For an adjacency list, you can use the follow formula to determine the maximum number of edges (e) before an adjacency matrix is optimal for memory.

对于邻接表，您可以使用以下公式来确定e邻接矩阵对内存优化之前的最大边数 ( )。

edges = n^2 / sto determine the maximum number of edges, where sis the pointer size of the platform.

edges = n^2 / s确定最大边数，其中s是平台的指针大小。

If you're graph is dynamically updating, you can maintain this efficiency with an average edge count (per node) of n / s.

如果您的图形是动态更新的，您可以通过平均边数（每个节点）保持这种效率n / s。

Some examples (with 64 bit pointers).

一些示例（使用 64 位指针）。

For a directed graph, where nis 300, the optimal number of edges per node using an adjacency list is:

对于有向图，其中n是 300，使用邻接表的每个节点的最佳边数是：

= 300 / 64
= 4

If we plug this into keyser5053's formula, d = e / n^2(where eis the total edge count), we can see we are below the break point (1 / s):

如果我们将其代入 keyser5053 的公式d = e / n^2（其中e是总边数），我们可以看到我们低于断点 ( 1 / s)：

d = (4 * 300) / (300 * 300)
d < 1/64
aka 0.0133 < 0.0156

However, 64 bits for a pointer can be overkill. If you instead use 16bit integers as pointer offsets, we can fit up to 18 edges before breaking point.

但是，指针的 64 位可能有点过头了。如果您改为使用 16 位整数作为指针偏移量，我们可以在断点前容纳多达 18 条边。

= 300 / 16
= 18

d = ((18 * 300) / (300^2))
d < 1/16
aka 0.06 < 0.0625

Each of these examples ignore the overhead of the adjacency lists themselves (64*2for a vector and 64 bit pointers).

这些示例中的每一个都忽略了邻接列表本身的开销（64*2对于向量和 64 位指针）。

Depending on the Adjacency Matrix implementation the 'n' of the graph should be known earlier for an efficient implementation. If the graph is too dynamic and requires expansion of the matrix every now and then that can also be counted as a downside?
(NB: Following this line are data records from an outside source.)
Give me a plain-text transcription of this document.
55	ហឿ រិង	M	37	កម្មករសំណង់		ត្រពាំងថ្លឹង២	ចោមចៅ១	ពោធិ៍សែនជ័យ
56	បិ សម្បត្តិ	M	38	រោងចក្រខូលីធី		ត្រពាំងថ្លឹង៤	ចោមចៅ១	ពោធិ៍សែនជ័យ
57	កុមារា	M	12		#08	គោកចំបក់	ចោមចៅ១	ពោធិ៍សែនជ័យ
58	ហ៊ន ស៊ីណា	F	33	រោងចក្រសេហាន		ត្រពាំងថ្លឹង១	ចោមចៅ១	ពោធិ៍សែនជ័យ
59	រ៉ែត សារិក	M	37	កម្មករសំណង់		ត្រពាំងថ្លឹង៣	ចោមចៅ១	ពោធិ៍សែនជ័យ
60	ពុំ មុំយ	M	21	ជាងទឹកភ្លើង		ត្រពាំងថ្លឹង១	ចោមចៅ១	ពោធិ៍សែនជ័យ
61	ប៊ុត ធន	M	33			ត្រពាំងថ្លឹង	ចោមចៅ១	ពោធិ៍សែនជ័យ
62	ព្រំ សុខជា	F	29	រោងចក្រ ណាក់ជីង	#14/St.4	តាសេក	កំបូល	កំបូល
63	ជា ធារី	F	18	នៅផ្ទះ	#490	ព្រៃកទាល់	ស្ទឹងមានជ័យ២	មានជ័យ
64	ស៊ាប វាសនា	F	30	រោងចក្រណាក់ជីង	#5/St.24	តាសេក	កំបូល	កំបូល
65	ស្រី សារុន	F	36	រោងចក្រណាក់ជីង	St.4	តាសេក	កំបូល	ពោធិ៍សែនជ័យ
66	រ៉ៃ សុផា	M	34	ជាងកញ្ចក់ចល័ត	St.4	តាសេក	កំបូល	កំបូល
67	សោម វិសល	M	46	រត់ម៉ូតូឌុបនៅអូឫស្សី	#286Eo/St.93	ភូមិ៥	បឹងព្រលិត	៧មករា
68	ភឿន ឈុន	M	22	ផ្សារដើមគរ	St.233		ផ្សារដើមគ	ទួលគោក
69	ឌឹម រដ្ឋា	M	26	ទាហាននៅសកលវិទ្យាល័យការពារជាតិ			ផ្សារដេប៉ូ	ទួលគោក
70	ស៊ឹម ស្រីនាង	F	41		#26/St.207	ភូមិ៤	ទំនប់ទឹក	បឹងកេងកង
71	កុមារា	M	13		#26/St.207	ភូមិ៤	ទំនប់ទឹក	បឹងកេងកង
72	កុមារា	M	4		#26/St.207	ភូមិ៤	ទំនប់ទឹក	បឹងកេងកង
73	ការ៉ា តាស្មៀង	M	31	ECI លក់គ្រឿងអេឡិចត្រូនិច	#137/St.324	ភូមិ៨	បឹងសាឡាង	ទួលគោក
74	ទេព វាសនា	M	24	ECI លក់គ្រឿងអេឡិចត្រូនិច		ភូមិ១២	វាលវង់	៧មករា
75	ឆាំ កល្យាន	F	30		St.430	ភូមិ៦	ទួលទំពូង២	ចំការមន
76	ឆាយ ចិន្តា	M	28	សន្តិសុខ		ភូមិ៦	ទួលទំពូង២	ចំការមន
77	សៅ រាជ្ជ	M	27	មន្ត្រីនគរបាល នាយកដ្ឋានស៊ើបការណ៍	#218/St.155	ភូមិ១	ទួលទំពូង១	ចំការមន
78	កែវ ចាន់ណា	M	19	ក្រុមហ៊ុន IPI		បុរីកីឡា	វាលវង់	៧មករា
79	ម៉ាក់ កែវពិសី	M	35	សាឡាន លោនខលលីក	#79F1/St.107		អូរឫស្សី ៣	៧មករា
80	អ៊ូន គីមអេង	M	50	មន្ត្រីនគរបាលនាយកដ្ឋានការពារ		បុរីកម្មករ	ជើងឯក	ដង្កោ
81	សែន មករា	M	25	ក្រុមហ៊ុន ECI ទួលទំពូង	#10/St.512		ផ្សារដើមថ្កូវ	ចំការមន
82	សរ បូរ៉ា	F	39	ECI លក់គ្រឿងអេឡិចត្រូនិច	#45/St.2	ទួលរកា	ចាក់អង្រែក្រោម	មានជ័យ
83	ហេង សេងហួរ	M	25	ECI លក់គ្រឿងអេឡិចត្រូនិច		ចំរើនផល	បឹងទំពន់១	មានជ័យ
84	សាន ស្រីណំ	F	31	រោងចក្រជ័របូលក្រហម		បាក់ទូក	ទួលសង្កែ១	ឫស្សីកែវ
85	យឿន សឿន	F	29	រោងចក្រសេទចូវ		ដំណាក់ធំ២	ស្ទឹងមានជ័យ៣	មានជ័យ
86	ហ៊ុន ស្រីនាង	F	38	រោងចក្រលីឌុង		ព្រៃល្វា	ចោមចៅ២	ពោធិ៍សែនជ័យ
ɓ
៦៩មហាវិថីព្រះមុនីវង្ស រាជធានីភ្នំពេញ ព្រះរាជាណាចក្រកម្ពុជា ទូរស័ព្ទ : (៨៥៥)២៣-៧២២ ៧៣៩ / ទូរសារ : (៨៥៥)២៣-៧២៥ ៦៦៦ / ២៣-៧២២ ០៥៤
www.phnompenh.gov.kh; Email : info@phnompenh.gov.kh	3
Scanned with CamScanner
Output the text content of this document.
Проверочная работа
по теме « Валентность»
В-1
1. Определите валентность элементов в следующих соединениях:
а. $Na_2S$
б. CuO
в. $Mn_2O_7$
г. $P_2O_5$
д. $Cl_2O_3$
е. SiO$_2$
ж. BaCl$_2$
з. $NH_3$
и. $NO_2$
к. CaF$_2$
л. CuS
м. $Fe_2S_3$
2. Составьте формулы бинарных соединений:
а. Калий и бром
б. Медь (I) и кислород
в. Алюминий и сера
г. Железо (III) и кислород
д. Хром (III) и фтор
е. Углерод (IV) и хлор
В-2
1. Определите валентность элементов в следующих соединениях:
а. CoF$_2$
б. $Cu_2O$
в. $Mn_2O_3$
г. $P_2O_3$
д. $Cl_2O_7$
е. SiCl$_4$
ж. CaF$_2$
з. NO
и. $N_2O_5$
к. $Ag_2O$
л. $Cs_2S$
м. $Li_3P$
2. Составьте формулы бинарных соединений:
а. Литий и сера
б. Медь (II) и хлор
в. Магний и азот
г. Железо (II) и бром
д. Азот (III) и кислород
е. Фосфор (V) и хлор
根据邻接矩阵的实现，为了有效的实现，应该更早地知道图的“n”。如果图形过于动态并且需要时不时地扩展矩阵，那也可以算作缺点吗？

If you use a hash table instead of either adjacency matrix or list, you'll get better or same big-O run-time and space for all operations (checking for an edge is O(1), getting all adjacent edges is O(degree), etc.).

如果您使用哈希表而不是邻接矩阵或列表，您将获得更好的或相同的大 O 运行时间和所有操作的空间（检查边 is O(1)，获取所有相邻边 isO(degree)等）。

There's some constant factor overhead though for both run-time and space (hash table isn't as fast as linked list or array lookup, and takes a decent amount extra space to reduce collisions).

但是对于运行时间和空间都有一些恒定的因素开销（哈希表不如链表或数组查找快，并且需要相当多的额外空间来减少冲突）。